The NFL has released the list of players expected at this year’s Scouting Combine in Indianapolis and there are 330 names on it this year.
Big names like Clemson quarterback Deshaun Watson, LSU running back Leonard Fournette, Texas A&M defensive end Myles Garrett and Alabama defensive lineman Jonathan Allen are all on the list and expected to be taking part in some or all of the activities. Others like Ohio State safety Malik Hooker and Western Michigan wide receiver Corey Davis are recovering from injuries and will be limited to meeting with teams at the event, which starts on February 28 and runs through March 6 this year.
As always, though, there are some players who failed to get on the list whose names are familiar to those who follow the college game. A NFL rule barring the participation of those convicted and/or charged with violence or use of a weapon, domestic violence or sexual offenses means Oklahoma running back Joe Mixon, Ole Miss quarterback Chad Kelly, Baylor wide receiver Ishmael Zamora and Ole Miss wide receiver Damor’ea Stringfellow won’t be taking part.

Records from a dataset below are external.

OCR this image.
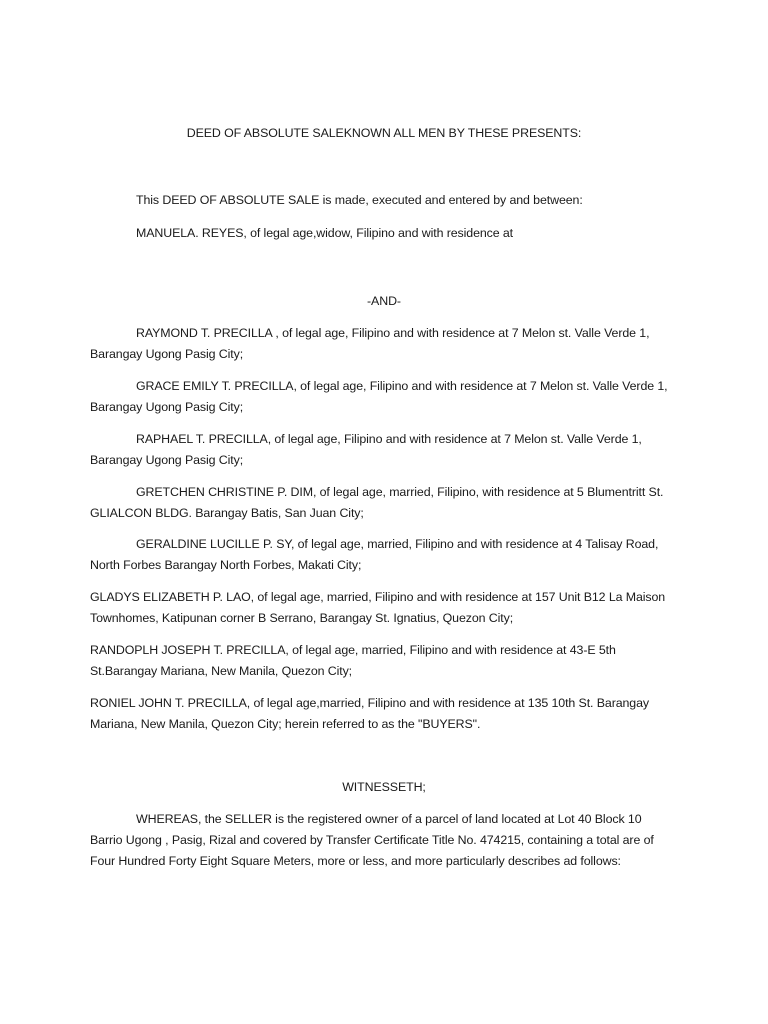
DEED OF ABSOLUTE SALEKNOWN ALL MEN BY THESE PRESENTS:
This DEED OF ABSOLUTE SALE is made, executed and entered by and between:
MANUELA. REYES, of legal age,widow, Filipino and with residence at
-AND-
RAYMOND T. PRECILLA , of legal age, Filipino and with residence at 7 Melon st. Valle Verde 1,
Barangay Ugong Pasig City;
GRACE EMILY T. PRECILLA, of legal age, Filipino and with residence at 7 Melon st. Valle Verde 1,
Barangay Ugong Pasig City;
RAPHAEL T. PRECILLA, of legal age, Filipino and with residence at 7 Melon st. Valle Verde 1,
Barangay Ugong Pasig City;
GRETCHEN CHRISTINE P. DIM, of legal age, married, Filipino, with residence at 5 Blumentritt St.
GLIALCON BLDG. Barangay Batis, San Juan City;
GERALDINE LUCILLE P. SY, of legal age, married, Filipino and with residence at 4 Talisay Road,
North Forbes Barangay North Forbes, Makati City;
GLADYS ELIZABETH P. LAO, of legal age, married, Filipino and with residence at 157 Unit B12 La Maison
Townhomes, Katipunan corner B Serrano, Barangay St. Ignatius, Quezon City;
RANDOPLH JOSEPH T. PRECILLA, of legal age, married, Filipino and with residence at 43-E 5th
St.Barangay Mariana, New Manila, Quezon City;
RONIEL JOHN T. PRECILLA, of legal age,married, Filipino and with residence at 135 10th St. Barangay
Mariana, New Manila, Quezon City; herein referred to as the "BUYERS".
WITNESSETH;
WHEREAS, the SELLER is the registered owner of a parcel of land located at Lot 40 Block 10
Barrio Ugong , Pasig, Rizal and covered by Transfer Certificate Title No. 474215, containing a total are of
Four Hundred Forty Eight Square Meters, more or less, and more particularly describes ad follows:
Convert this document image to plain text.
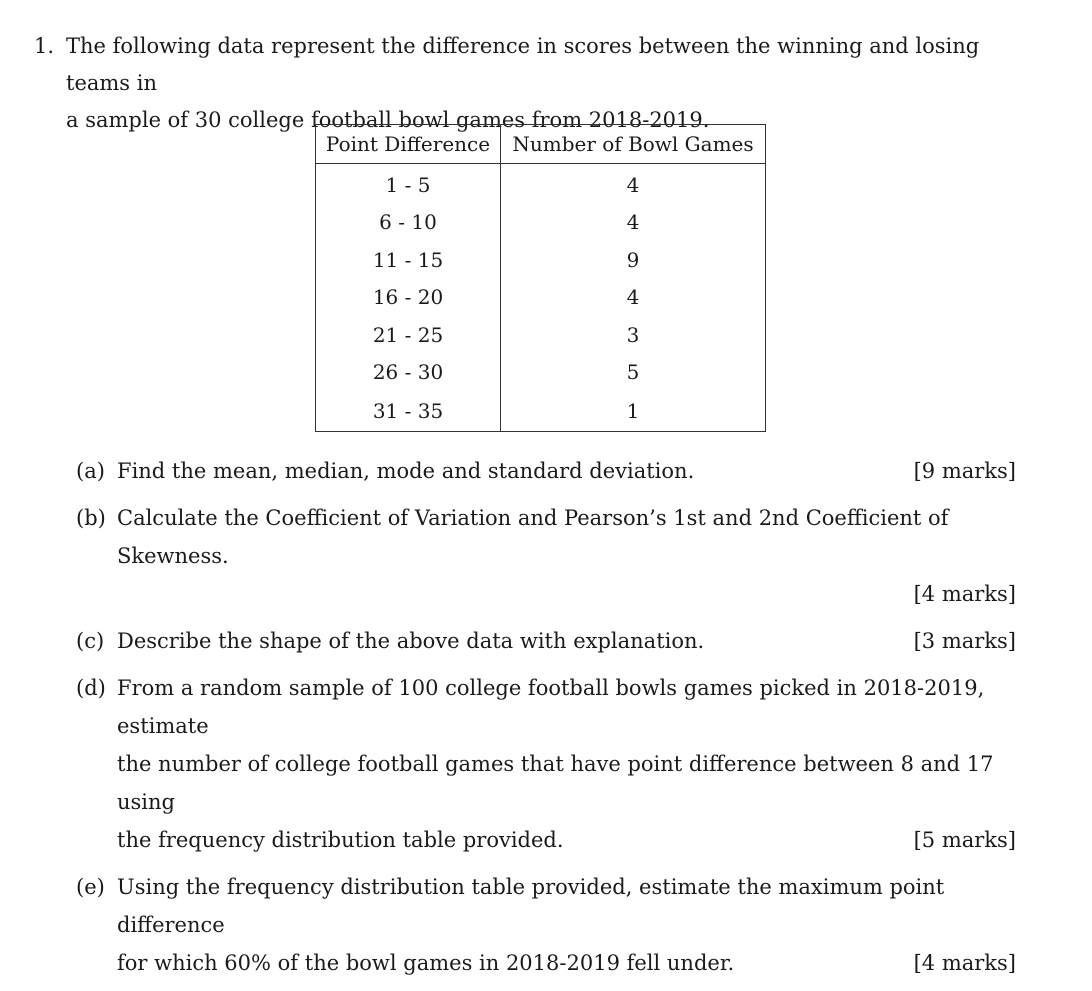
1. The following data represent the difference in scores between the winning and losing teams in
a sample of 30 college football bowl games from 2018-2019.
Point Difference	Number of Bowl Games
1 - 5	4
6 - 10	4
11 - 15	9
16 - 20	4
21 - 25	3
26 - 30	5
31 - 35	1
(a) Find the mean, median, mode and standard deviation.	[9 marks]
(b) Calculate the Coefficient of Variation and Pearson’s 1st and 2nd Coefficient of Skewness.
[4 marks]
(c) Describe the shape of the above data with explanation.	[3 marks]
(d) From a random sample of 100 college football bowls games picked in 2018-2019, estimate
the number of college football games that have point difference between 8 and 17 using
the frequency distribution table provided.	[5 marks]
(e) Using the frequency distribution table provided, estimate the maximum point difference
for which 60% of the bowl games in 2018-2019 fell under.	[4 marks]
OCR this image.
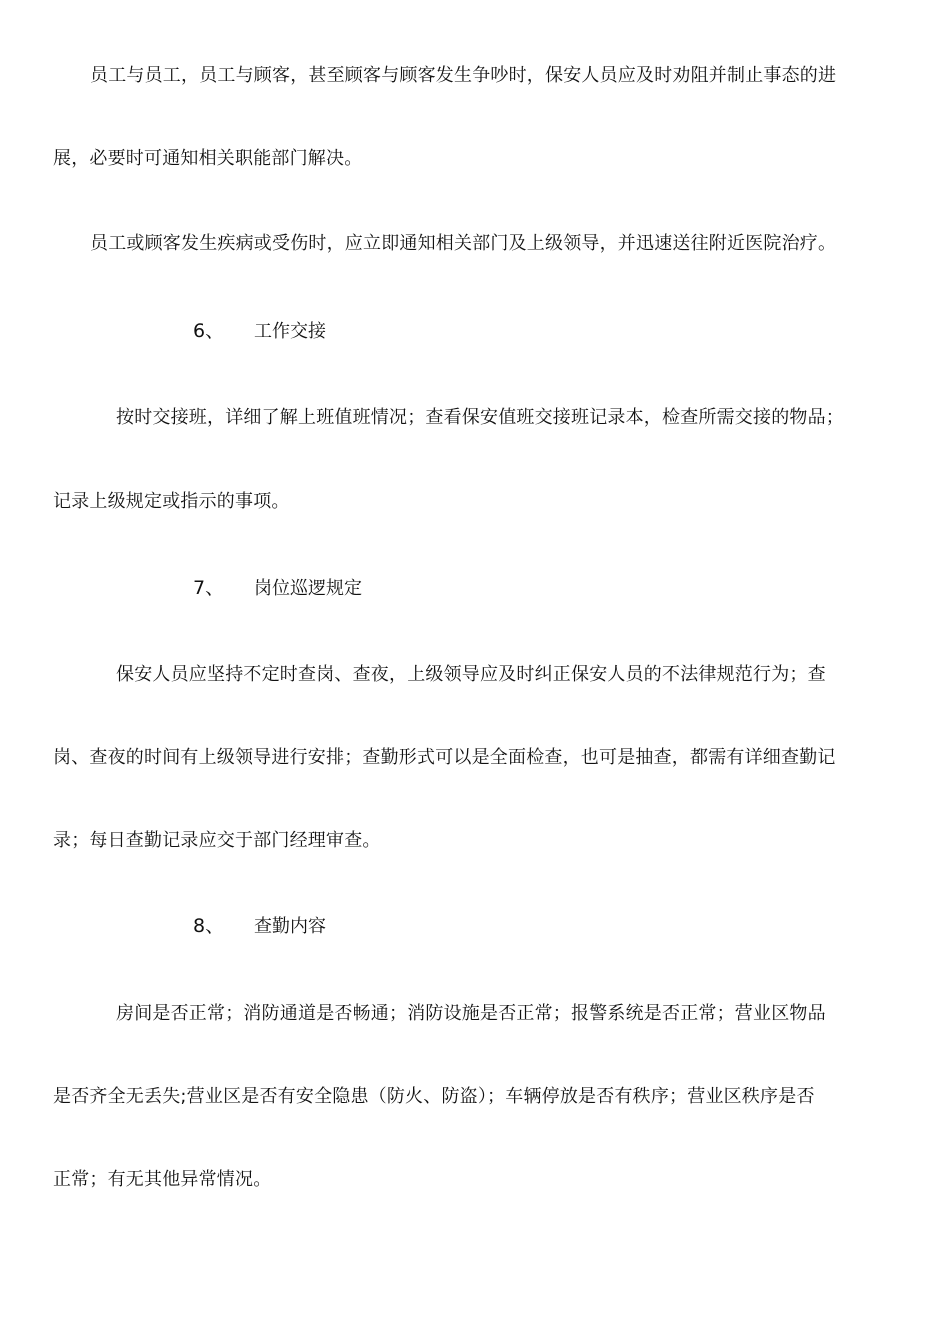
员工与员工，员工与顾客，甚至顾客与顾客发生争吵时，保安人员应及时劝阻并制止事态的进
展，必要时可通知相关职能部门解决。
员工或顾客发生疾病或受伤时，应立即通知相关部门及上级领导，并迅速送往附近医院治疗。
6、 工作交接
按时交接班，详细了解上班值班情况；查看保安值班交接班记录本，检查所需交接的物品；
记录上级规定或指示的事项。
7、 岗位巡逻规定
保安人员应坚持不定时查岗、查夜，上级领导应及时纠正保安人员的不法律规范行为；查
岗、查夜的时间有上级领导进行安排；查勤形式可以是全面检查，也可是抽查，都需有详细查勤记
录；每日查勤记录应交于部门经理审查。
8、 查勤内容
房间是否正常；消防通道是否畅通；消防设施是否正常；报警系统是否正常；营业区物品
是否齐全无丢失;营业区是否有安全隐患（防火、防盗）；车辆停放是否有秩序；营业区秩序是否
正常；有无其他异常情况。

Michigan has the most players participating with 14 Wolverines on the list, but neither right tackle Erik Magnuson nor right guard Kyle Kalis will be there. Magnuson was an All-Big Ten selection in 2016 and both made a lot of starts in Ann Arbor over their collegiate careers. Kalis has already considered an alternate career path should the NFL not work out.

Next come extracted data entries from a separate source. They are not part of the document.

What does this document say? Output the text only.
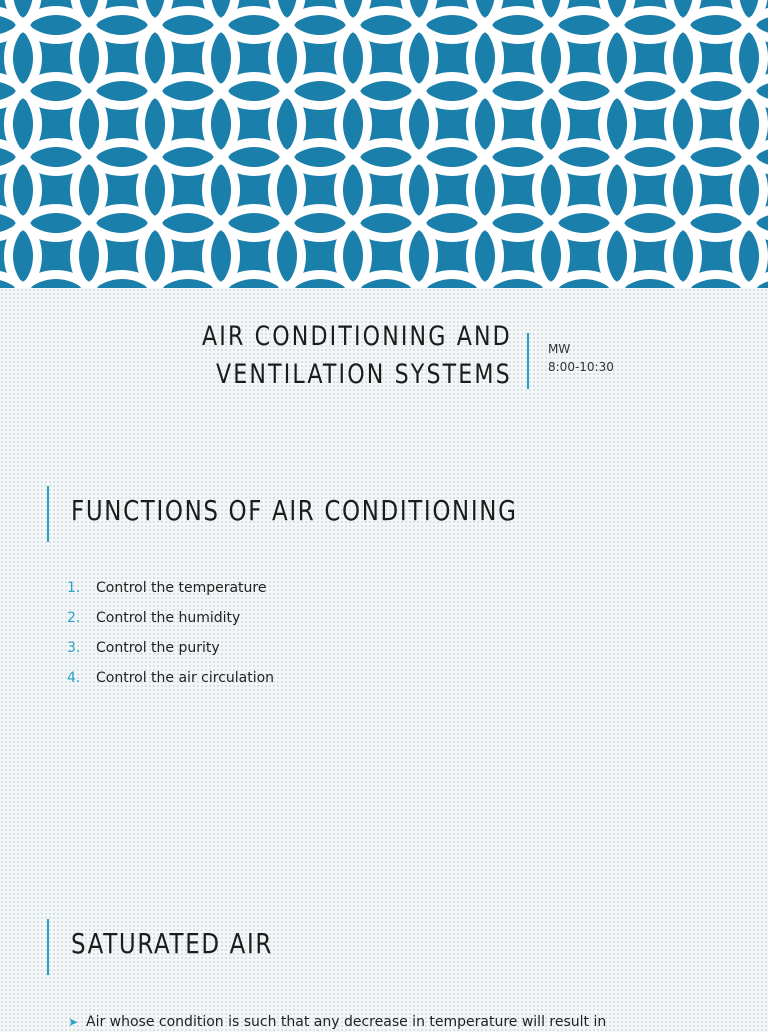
AIR CONDITIONING AND
VENTILATION SYSTEMS
MW
8:00-10:30
FUNCTIONS OF AIR CONDITIONING
1. Control the temperature
2. Control the humidity
3. Control the purity
4. Control the air circulation
SATURATED AIR
➤ Air whose condition is such that any decrease in temperature will result in
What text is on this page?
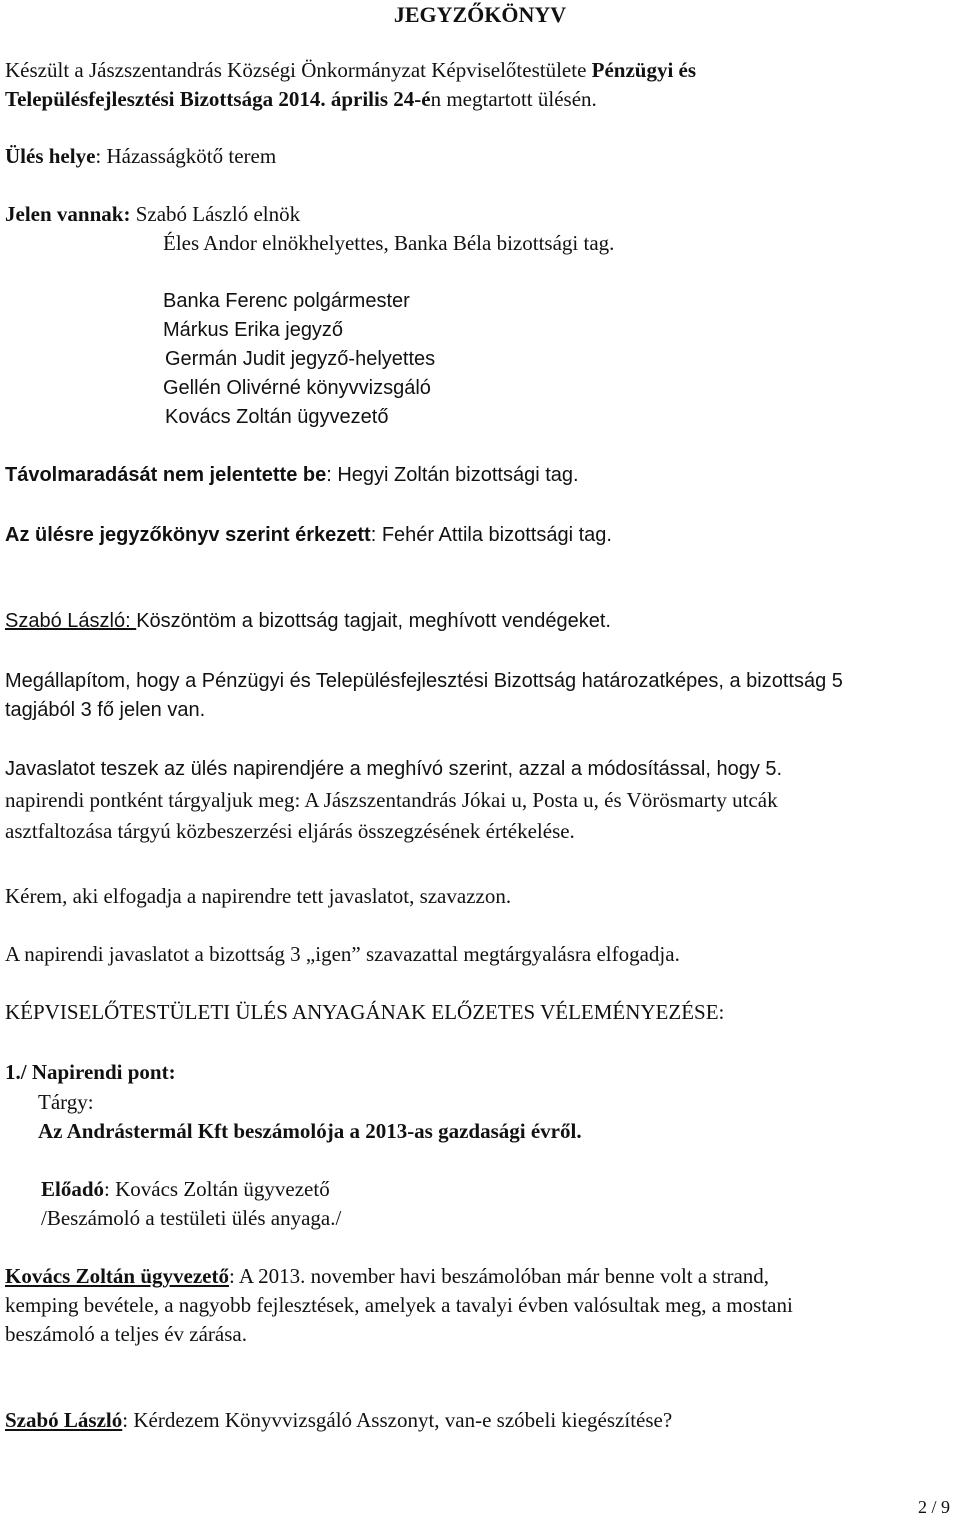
JEGYZŐKÖNYV
Készült a Jászszentandrás Községi Önkormányzat Képviselőtestülete Pénzügyi és
Településfejlesztési Bizottsága 2014. április 24-én megtartott ülésén.
Ülés helye: Házasságkötő terem
Jelen vannak: Szabó László elnök
Éles Andor elnökhelyettes, Banka Béla bizottsági tag.
Banka Ferenc polgármester
Márkus Erika jegyző
Germán Judit jegyző-helyettes
Gellén Olivérné könyvvizsgáló
Kovács Zoltán ügyvezető
Távolmaradását nem jelentette be: Hegyi Zoltán bizottsági tag.
Az ülésre jegyzőkönyv szerint érkezett: Fehér Attila bizottsági tag.
Szabó László: Köszöntöm a bizottság tagjait, meghívott vendégeket.
Megállapítom, hogy a Pénzügyi és Településfejlesztési Bizottság határozatképes, a bizottság 5
tagjából 3 fő jelen van.
Javaslatot teszek az ülés napirendjére a meghívó szerint, azzal a módosítással, hogy 5.
napirendi pontként tárgyaljuk meg: A Jászszentandrás Jókai u, Posta u, és Vörösmarty utcák
asztfaltozása tárgyú közbeszerzési eljárás összegzésének értékelése.
Kérem, aki elfogadja a napirendre tett javaslatot, szavazzon.
A napirendi javaslatot a bizottság 3 „igen” szavazattal megtárgyalásra elfogadja.
KÉPVISELŐTESTÜLETI ÜLÉS ANYAGÁNAK ELŐZETES VÉLEMÉNYEZÉSE:
1./ Napirendi pont:
Tárgy:
Az Andrástermál Kft beszámolója a 2013-as gazdasági évről.
Előadó: Kovács Zoltán ügyvezető
/Beszámoló a testületi ülés anyaga./
Kovács Zoltán ügyvezető: A 2013. november havi beszámolóban már benne volt a strand,
kemping bevétele, a nagyobb fejlesztések, amelyek a tavalyi évben valósultak meg, a mostani
beszámoló a teljes év zárása.
Szabó László: Kérdezem Könyvvizsgáló Asszonyt, van-e szóbeli kiegészítése?
2 / 9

Northwestern wide receiver Austin Carr isn’t on the list despite 90 catches for 1,247 yards and 12 touchdowns and spearheading the effort to shut down Heisman winner Lamar Jackson in a win over Louisville wasn’t enough for Houston linebacker Steven Taylor to get a call. Utah defensive end Hunter Dimick led the FBS in sacks with 14 last year will also be absent in Indy.
Dane Brugler of CBS Sports points out that 15 percent of the players drafted last year did not take part in the Scouting Combine while 35 percent of those that did were passed over in the seven rounds of the draft, so a combine invite doesn’t make or break the chances of an NFL career.